The layout of the temple provides more clues about how it was used. Unlike Greek temples, where the entire building was considered to be the house of the divinity, the god worshipped in the "Red Basilica" was confined to the eastern half of the temple. Similar layouts are found in other Isis and Serapis temples elsewhere in Asia Minor and Greece. The temenos is a vastly enlarged equivalent of enclosures found elsewhere in Greek mystery sanctuaries, such as the one as Eleusis in Greece where the Eleusinian Mysteries were performed annually. The purpose of its high walls was to prevent outsiders from witnessing ceremonies held within the temenos and temple precinct, thus preserving the mystery of the rituals.

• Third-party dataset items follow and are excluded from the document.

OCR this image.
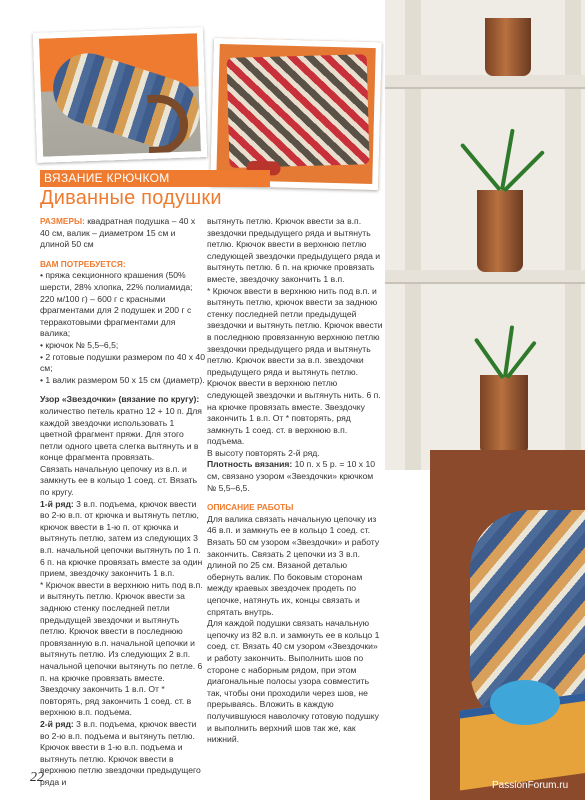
ВЯЗАНИЕ КРЮЧКОМ
Диванные подушки

РАЗМЕРЫ: квадратная подушка – 40 х 40 см, валик – диаметром 15 см и длиной 50 см

ВАМ ПОТРЕБУЕТСЯ:

• пряжа секционного крашения (50% шерсти, 28% хлопка, 22% полиамида; 220 м/100 г) – 600 г с красными фрагментами для 2 подушек и 200 г с терракотовыми фрагментами для валика;

• крючок № 5,5–6,5;

• 2 готовые подушки размером по 40 х 40 см;

• 1 валик размером 50 х 15 см (диаметр).

Узор «Звездочки» (вязание по кругу):

количество петель кратно 12 + 10 п. Для каждой звездочки использовать 1 цветной фрагмент пряжи. Для этого петли одного цвета слегка вытянуть и в конце фрагмента провязать.

Связать начальную цепочку из в.п. и замкнуть ее в кольцо 1 соед. ст. Вязать по кругу.

1-й ряд: 3 в.п. подъема, крючок ввести во 2-ю в.п. от крючка и вытянуть петлю, крючок ввести в 1-ю п. от крючка и вытянуть петлю, затем из следующих 3 в.п. начальной цепочки вытянуть по 1 п. 6 п. на крючке провязать вместе за один прием, звездочку закончить 1 в.п.

* Крючок ввести в верхнюю нить под в.п. и вытянуть петлю. Крючок ввести за заднюю стенку последней петли предыдущей звездочки и вытянуть петлю. Крючок ввести в последнюю провязанную в.п. начальной цепочки и вытянуть петлю. Из следующих 2 в.п. начальной цепочки вытянуть по петле. 6 п. на крючке провязать вместе. Звездочку закончить 1 в.п. От * повторять, ряд закончить 1 соед. ст. в верхнюю в.п. подъема.

2-й ряд: 3 в.п. подъема, крючок ввести во 2-ю в.п. подъема и вытянуть петлю. Крючок ввести в 1-ю в.п. подъема и вытянуть петлю. Крючок ввести в верхнюю петлю звездочки предыдущего ряда и

вытянуть петлю. Крючок ввести за в.п. звездочки предыдущего ряда и вытянуть петлю. Крючок ввести в верхнюю петлю следующей звездочки предыдущего ряда и вытянуть петлю. 6 п. на крючке провязать вместе, звездочку закончить 1 в.п.

* Крючок ввести в верхнюю нить под в.п. и вытянуть петлю, крючок ввести за заднюю стенку последней петли предыдущей звездочки и вытянуть петлю. Крючок ввести в последнюю провязанную верхнюю петлю звездочки предыдущего ряда и вытянуть петлю. Крючок ввести за в.п. звездочки предыдущего ряда и вытянуть петлю. Крючок ввести в верхнюю петлю следующей звездочки и вытянуть нить. 6 п. на крючке провязать вместе. Звездочку закончить 1 в.п. От * повторять, ряд замкнуть 1 соед. ст. в верхнюю в.п. подъема.

В высоту повторять 2-й ряд.

Плотность вязания: 10 п. х 5 р. = 10 х 10 см, связано узором «Звездочки» крючком № 5,5–6,5.

ОПИСАНИЕ РАБОТЫ

Для валика связать начальную цепочку из 46 в.п. и замкнуть ее в кольцо 1 соед. ст. Вязать 50 см узором «Звездочки» и работу закончить. Связать 2 цепочки из 3 в.п. длиной по 25 см. Вязаной деталью обернуть валик. По боковым сторонам между краевых звездочек продеть по цепочке, натянуть их, концы связать и спрятать внутрь.

Для каждой подушки связать начальную цепочку из 82 в.п. и замкнуть ее в кольцо 1 соед. ст. Вязать 40 см узором «Звездочки» и работу закончить. Выполнить шов по стороне с наборным рядом, при этом диагональные полосы узора совместить так, чтобы они проходили через шов, не прерываясь. Вложить в каждую получившуюся наволочку готовую подушку и выполнить верхний шов так же, как нижний.

22
PassionForum.ru
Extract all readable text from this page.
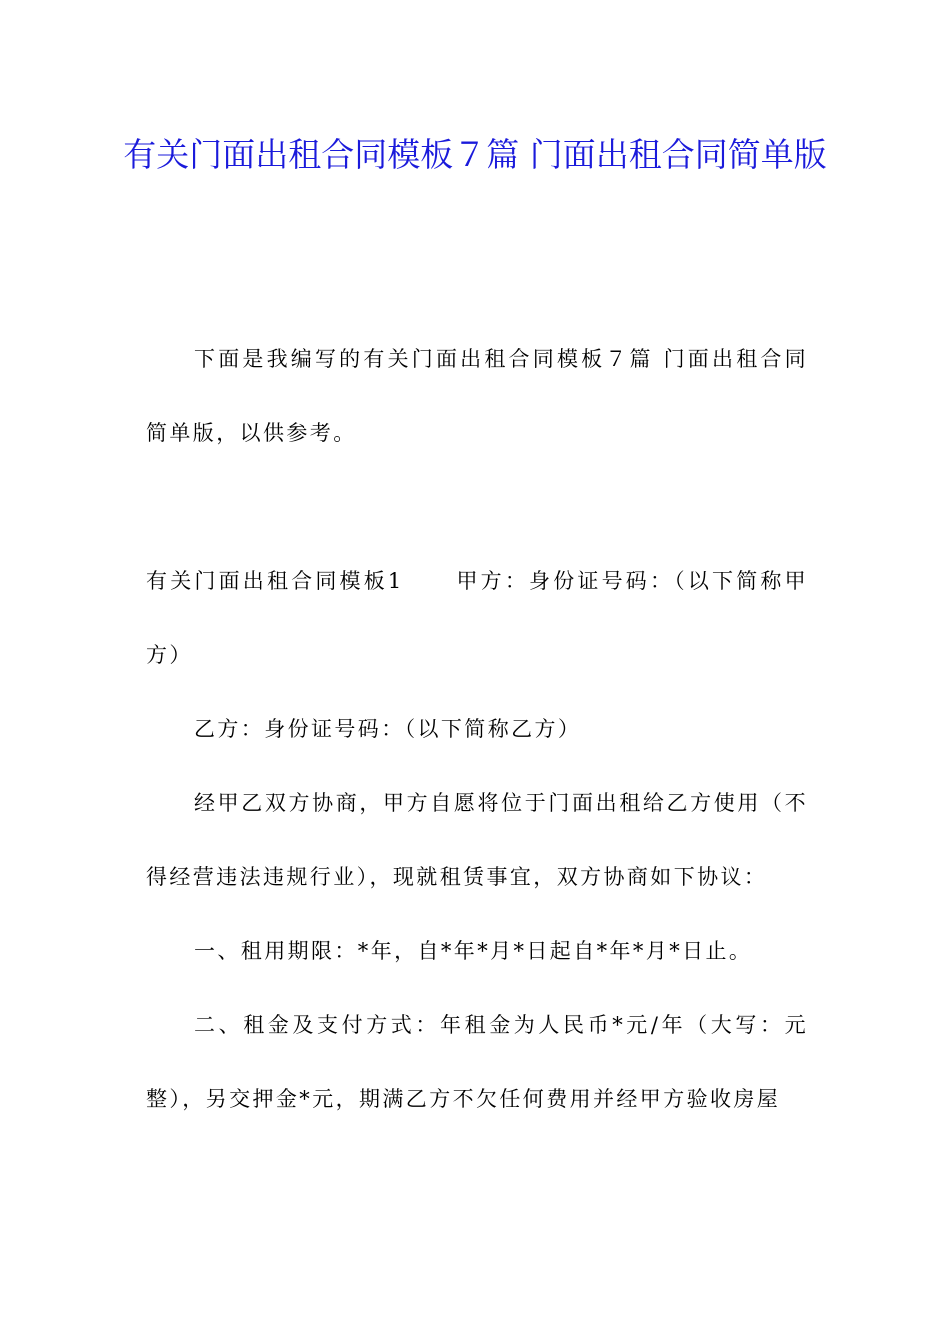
有关门面出租合同模板７篇 门面出租合同简单版

下面是我编写的有关门面出租合同模板７篇 门面出租合同简单版，以供参考。

有关门面出租合同模板1 甲方：身份证号码：（以下简称甲方）

乙方：身份证号码：（以下简称乙方）

经甲乙双方协商，甲方自愿将位于门面出租给乙方使用（不得经营违法违规行业），现就租赁事宜，双方协商如下协议：

一、租用期限：*年，自*年*月*日起自*年*月*日止。

二、租金及支付方式：年租金为人民币*元/年（大写：元整），另交押金*元，期满乙方不欠任何费用并经甲方验收房屋
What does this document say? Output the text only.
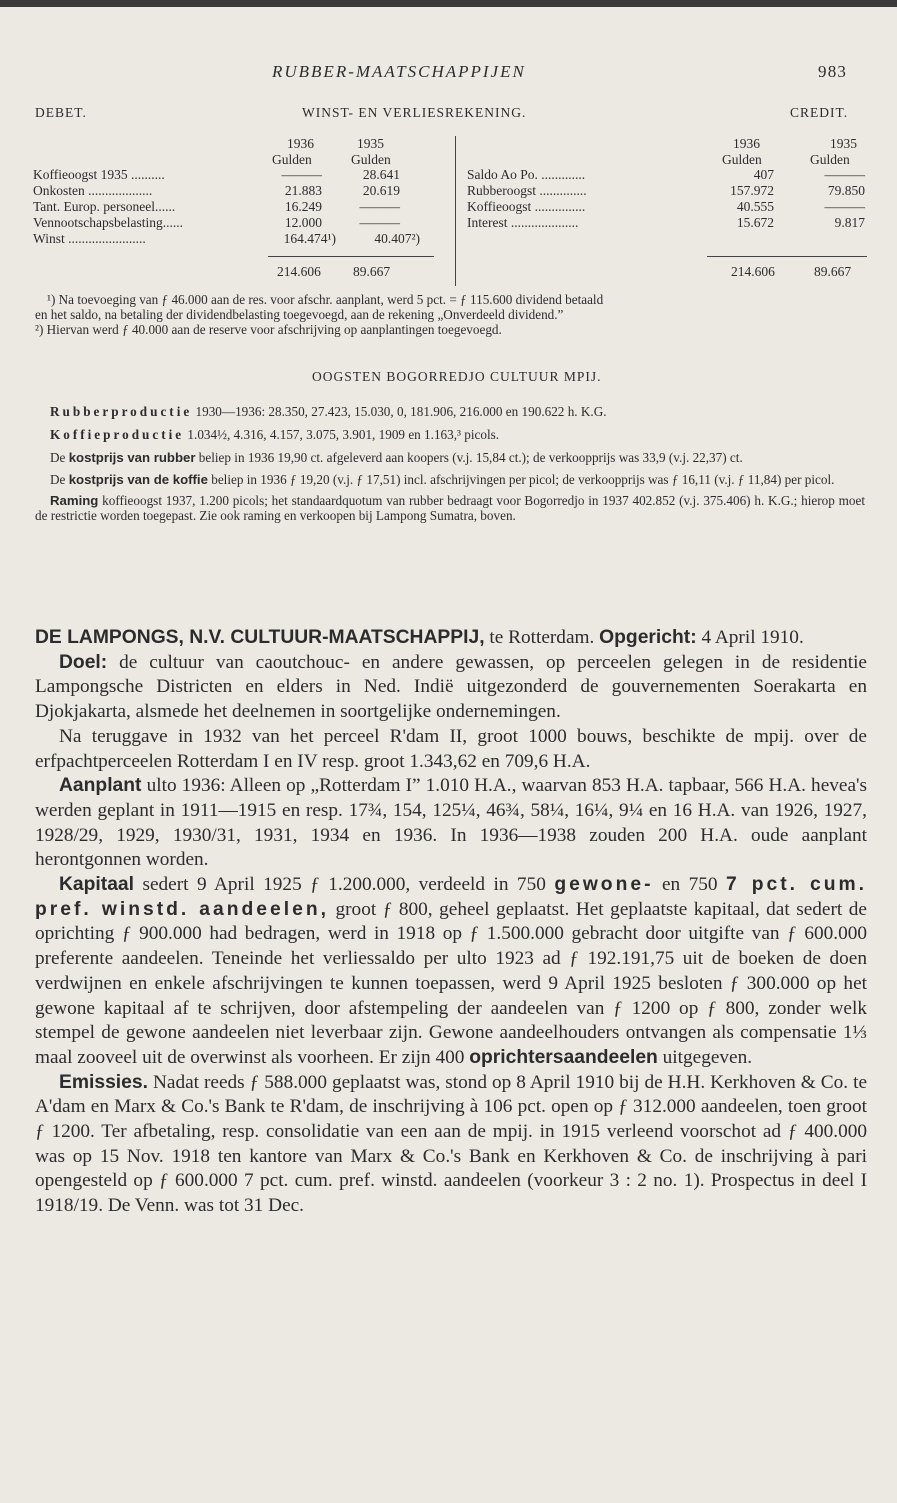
RUBBER-MAATSCHAPPIJEN	983
DEBET.	WINST- EN VERLIESREKENING.	CREDIT.
1936	1935
Gulden	Gulden
1936	1935
Gulden	Gulden
Koffieoogst 1935 ..........	———	28.641
Onkosten ...................	21.883	20.619
Tant. Europ. personeel......	16.249	———
Vennootschapsbelasting......	12.000	———
Winst .......................	164.474¹)	40.407²)
214.606 89.667
Saldo Ao Po. .............	407	———
Rubberoogst ..............	157.972	79.850
Koffieoogst ...............	40.555	———
Interest ....................	15.672	9.817
214.606	89.667

¹) Na toevoeging van ƒ 46.000 aan de res. voor afschr. aanplant, werd 5 pct. = ƒ 115.600 dividend betaald

en het saldo, na betaling der dividendbelasting toegevoegd, aan de rekening „Onverdeeld dividend.”

²) Hiervan werd ƒ 40.000 aan de reserve voor afschrijving op aanplantingen toegevoegd.

OOGSTEN BOGORREDJO CULTUUR MPIJ.

Rubberproductie 1930—1936: 28.350, 27.423, 15.030, 0, 181.906, 216.000 en 190.622 h. K.G.

Koffieproductie 1.034½, 4.316, 4.157, 3.075, 3.901, 1909 en 1.163,³ picols.

De kostprijs van rubber beliep in 1936 19,90 ct. afgeleverd aan koopers (v.j. 15,84 ct.); de verkoopprijs was 33,9 (v.j. 22,37) ct.

De kostprijs van de koffie beliep in 1936 ƒ 19,20 (v.j. ƒ 17,51) incl. afschrijvingen per picol; de verkoopprijs was ƒ 16,11 (v.j. ƒ 11,84) per picol.

Raming koffieoogst 1937, 1.200 picols; het standaardquotum van rubber bedraagt voor Bogorredjo in 1937 402.852 (v.j. 375.406) h. K.G.; hierop moet de restrictie worden toegepast. Zie ook raming en verkoopen bij Lampong Sumatra, boven.

DE LAMPONGS, N.V. CULTUUR-MAATSCHAPPIJ, te Rotterdam. Opgericht: 4 April 1910.

Doel: de cultuur van caoutchouc- en andere gewassen, op perceelen gelegen in de residentie Lampongsche Districten en elders in Ned. Indië uitgezonderd de gouvernementen Soerakarta en Djokjakarta, alsmede het deelnemen in soortgelijke ondernemingen.

Na teruggave in 1932 van het perceel R'dam II, groot 1000 bouws, beschikte de mpij. over de erfpachtperceelen Rotterdam I en IV resp. groot 1.343,62 en 709,6 H.A.

Aanplant ulto 1936: Alleen op „Rotterdam I” 1.010 H.A., waarvan 853 H.A. tapbaar, 566 H.A. hevea's werden geplant in 1911—1915 en resp. 17¾, 154, 125¼, 46¾, 58¼, 16¼, 9¼ en 16 H.A. van 1926, 1927, 1928/29, 1929, 1930/31, 1931, 1934 en 1936. In 1936—1938 zouden 200 H.A. oude aanplant herontgonnen worden.

Kapitaal sedert 9 April 1925 ƒ 1.200.000, verdeeld in 750 gewone- en 750 7 pct. cum. pref. winstd. aandeelen, groot ƒ 800, geheel geplaatst. Het geplaatste kapitaal, dat sedert de oprichting ƒ 900.000 had bedragen, werd in 1918 op ƒ 1.500.000 gebracht door uitgifte van ƒ 600.000 preferente aandeelen. Teneinde het verliessaldo per ulto 1923 ad ƒ 192.191,75 uit de boeken de doen verdwijnen en enkele afschrijvingen te kunnen toepassen, werd 9 April 1925 besloten ƒ 300.000 op het gewone kapitaal af te schrijven, door afstempeling der aandeelen van ƒ 1200 op ƒ 800, zonder welk stempel de gewone aandeelen niet leverbaar zijn. Gewone aandeelhouders ontvangen als compensatie 1⅓ maal zooveel uit de overwinst als voorheen. Er zijn 400 oprichtersaandeelen uitgegeven.

Emissies. Nadat reeds ƒ 588.000 geplaatst was, stond op 8 April 1910 bij de H.H. Kerkhoven & Co. te A'dam en Marx & Co.'s Bank te R'dam, de inschrijving à 106 pct. open op ƒ 312.000 aandeelen, toen groot ƒ 1200. Ter afbetaling, resp. consolidatie van een aan de mpij. in 1915 verleend voorschot ad ƒ 400.000 was op 15 Nov. 1918 ten kantore van Marx & Co.'s Bank en Kerkhoven & Co. de inschrijving à pari opengesteld op ƒ 600.000 7 pct. cum. pref. winstd. aandeelen (voorkeur 3 : 2 no. 1). Prospectus in deel I 1918/19. De Venn. was tot 31 Dec.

Water appears to have been a central theme of the ceremonies held at the temple, judging from the number of water features (basins, troughs and so on) in the complex. The basins outside the temple may have been purely decorative but those inside seem to have been intended for use in ceremonies. These may have included purification rituals – sprinkling the faithful with water – and possibly also a ritual re-enactment of the flooding of the Nile. Robert A. Wild suggests that the deep basin dividing the temple into its eastern and western halves may have been designed to convey flood- or rainwater into the temple during peak rainfall periods in the winter. The basin also served to separate the public western half of the temple from the sacred eastern half. Initiates may have been taken through the underground passages to the cultic area, where they would be presented to the worshippers filling the western end of the temple. Something of this nature is hinted at by Apuleius in Metamorphoses: "There in the middle of this sacred temple before the image of the goddess I was made to stand on a wooden pulpit."